MiraMIRAMémoire des Images Réanimées d'AlsaceCinémathèque régionale numérique
Composé de 21 films en 8 mm, le fonds Menninger a la particularité de nuancer avec finesse les représentations du colonialisme. Sans négliger sa part de responsabilité dans l'exploitation des ressources minérales africaines, Paul Menninger nourrit l'espoir d'un dialogue nouveau entre deux cultures a priori inconciliables. Pendant les années 1950, il vit dans une partie reculée du Sénégal, ancienne colonie française.
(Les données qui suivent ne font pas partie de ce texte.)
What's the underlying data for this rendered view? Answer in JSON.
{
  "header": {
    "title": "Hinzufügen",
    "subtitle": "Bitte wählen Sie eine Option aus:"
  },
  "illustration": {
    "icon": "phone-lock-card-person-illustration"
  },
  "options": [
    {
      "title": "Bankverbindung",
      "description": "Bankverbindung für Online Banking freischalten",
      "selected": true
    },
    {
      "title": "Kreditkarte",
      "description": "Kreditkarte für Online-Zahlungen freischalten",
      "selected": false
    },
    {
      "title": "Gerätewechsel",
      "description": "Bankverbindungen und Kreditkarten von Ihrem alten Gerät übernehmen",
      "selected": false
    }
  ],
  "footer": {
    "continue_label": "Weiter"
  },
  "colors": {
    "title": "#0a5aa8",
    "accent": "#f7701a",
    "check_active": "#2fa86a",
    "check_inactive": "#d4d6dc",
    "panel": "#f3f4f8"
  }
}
En mission à Djifer (Djifère), presqu’île occidentale du pays, l’ingénieur nous lègue de rares archives d’une industrie minière alors pilotée par la fabrique alsacienne de produits chimiques Thann & Mulhouse.
Ingénieur pour la fabrique de produits chimiques Thann & Mulhouse, Paul Menninger quitte son Alsace natale pour la presqu’île sénégalaise de Djifer, située à une centaine de kilomètres de Dakar. Muni de sa caméra 8 mm, il nous lègue des images d’archives d’un Sénégal rural, alors colonie française, pendant les années 1950.
En 1956, pour le compte de l’usine Gaziello et Compagnie, le cinéaste amateur Paul Menninger coordonne le sondage des terres et cours d’eau environnant l’île de Djifer, à la recherche de minerais.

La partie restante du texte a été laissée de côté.